Gertak KB Incar Akseptor dari Kalangan Pedagang, Kini Layanan Kontrasepsi Gratis Hadir di Beringharjo

Agung Dwi Prakoso • Sabtu, 10 Mei 2025 | 03:50 WIB
DP3AP2KB Kota Jogja meluncurkan program Gerakan Serentak dan Melestarjkan Kesertaan Keluarga Berencana (Gertak KB) di Pasar Beringharjo, Jumat (9/5/2025).
DP3AP2KB Kota Jogja meluncurkan program Gerakan Serentak dan Melestarjkan Kesertaan Keluarga Berencana (Gertak KB) di Pasar Beringharjo, Jumat (9/5/2025).

JOGJA - Dinas Pemberdayaan Perempuan, Perlindungan Anak, dan Pengendalian Penduduk dan Keluarga Berencana (DP3AP2KB) Kota Jogja meluncurkan program Gerakan Serentak Melestarikan Kesertaan Keluarga Berencana (Gertak KB) di Pasar Beringharjo, Jumat (9/5/2025).

Melalui program ini, pedagang dan masyarakat umum dapat mengakses layanan KB gratis setiap Selasa di Klinik Kesehatan Pasar Beringharjo Lantai 3.

“Program ini digulirkan dalam rangka meningkatkan indeks keluarga berkualitas di Kota Jogja,” ujar Asisten Pemerintahan dan Kesejahteraan Rakyat Setda Kota Jogja, Yunianto Dwi Sutono di sela peluncuran.

Yunianto menjelaskan, kualitas keluarga ditentukan dari beberapa indikator, seperti persentase perempuan berdaya, status layak anak, capaian total fertility rate (TFR), serta keberhasilan kelompok Bina Keluarga Sejahtera (BKS) Paripurna.

Adanya program tersebut, untuk mengejar capaian indikator itu.

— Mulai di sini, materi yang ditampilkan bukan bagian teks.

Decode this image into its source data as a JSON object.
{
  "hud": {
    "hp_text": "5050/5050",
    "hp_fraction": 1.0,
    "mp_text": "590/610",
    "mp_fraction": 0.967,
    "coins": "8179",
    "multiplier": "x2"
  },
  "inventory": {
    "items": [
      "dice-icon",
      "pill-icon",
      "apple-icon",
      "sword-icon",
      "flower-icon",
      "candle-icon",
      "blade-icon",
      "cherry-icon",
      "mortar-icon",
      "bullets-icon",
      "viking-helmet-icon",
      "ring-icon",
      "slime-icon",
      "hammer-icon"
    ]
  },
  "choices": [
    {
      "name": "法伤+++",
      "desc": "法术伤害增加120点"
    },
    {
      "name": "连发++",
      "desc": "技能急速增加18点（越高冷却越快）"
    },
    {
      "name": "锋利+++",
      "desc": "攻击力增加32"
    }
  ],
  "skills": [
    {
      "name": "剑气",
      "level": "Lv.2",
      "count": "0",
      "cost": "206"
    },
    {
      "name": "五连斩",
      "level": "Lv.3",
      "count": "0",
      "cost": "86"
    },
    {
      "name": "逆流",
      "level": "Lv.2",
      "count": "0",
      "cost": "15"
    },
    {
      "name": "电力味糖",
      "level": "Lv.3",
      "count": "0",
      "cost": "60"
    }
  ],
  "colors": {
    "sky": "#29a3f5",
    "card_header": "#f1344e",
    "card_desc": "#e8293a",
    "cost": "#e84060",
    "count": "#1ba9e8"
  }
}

Pun program ini juga berangkat dari salah satu permasalahan utama saat ini adalah masih rendahnya pemahaman dan kepesertaan keluarga berencana (KB) modern.

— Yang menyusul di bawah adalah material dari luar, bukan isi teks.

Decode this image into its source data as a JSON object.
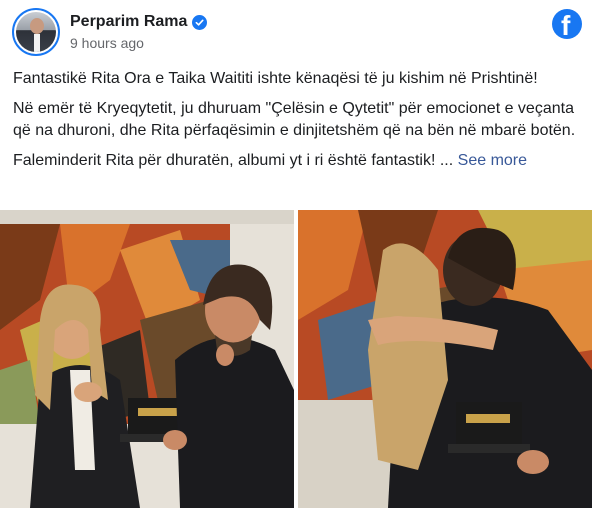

"Keluaran hasilnya adalah tersampaikannya KIE (komunikasi informasi dan edukasi) tentang program KB kepada pedagang dan pengunjung di sepuluh pasar dan pusat perbelanjaan di Kota Jogja," tuturnya.

Pemilihan lokasi pasar tradisional karena dianggap sebagai pusat interaksi warga yang strategis dalam menjangkau masyarakat dari berbagai kalangan.

Maka, informasi terkait KB diharapkan dapat efektif untuk menjaring lebih banyak akseptor.

"Mendekatkan akses pelayanan KB dan meningkatkan promosi kesehatan reproduksi ke masyarakat. Serta meningkatkan kepesertaan KB, terutama KB metode kontrasepsi jangka panjang (MKJP)," jelasnya.

"Tapi bukan berarti ketika pertumbuhan penduduk rendah atau kami tidak melaksanakan pelayanan KB," ujarnya.

Gertak KB menjadi satu program quick win berkelanjutan untuk meningkatkan cakupan layanan KB dan kesehatan reproduksi. Terlebih mendekatkan layanan KB bagi para pedagang di Pasar Tradisional.

"Kami bekerja sama dengan 16 puskesmas dan beberapa rumah sakit dan klinik yang dapat melayani KB gratis setiap hari di Kota Jogja," tuturnya.

Baca Juga: Prediksi Wolfsburg vs Hoffenheim Bundesliga Sabtu 10 Mei Kick Off 01.30, H2H dan Susunan Pemain, Siapa Pemenangnya?

Bahkan, untuk akseptor yang memilih metode operasi pria (MOP), disediakan kompensasi biaya hidup sebesar Rp 1 juta.

Salah satu akseptor KB Maharani Ulfa warga Kota Jogja mengaku tertarik mengikuti program KB gratis setelah mendapat informasi dari kader posyandu dan bidan puskesmas.

“Usia saya baru 25 tahun tapi sudah punya dua anak. Saya pilih KB implan. Semoga aman dan lancar, ini juga jadi tujuan bersama ya untuk mengendalikan kelahiran,” ujarnya. (oso/wia)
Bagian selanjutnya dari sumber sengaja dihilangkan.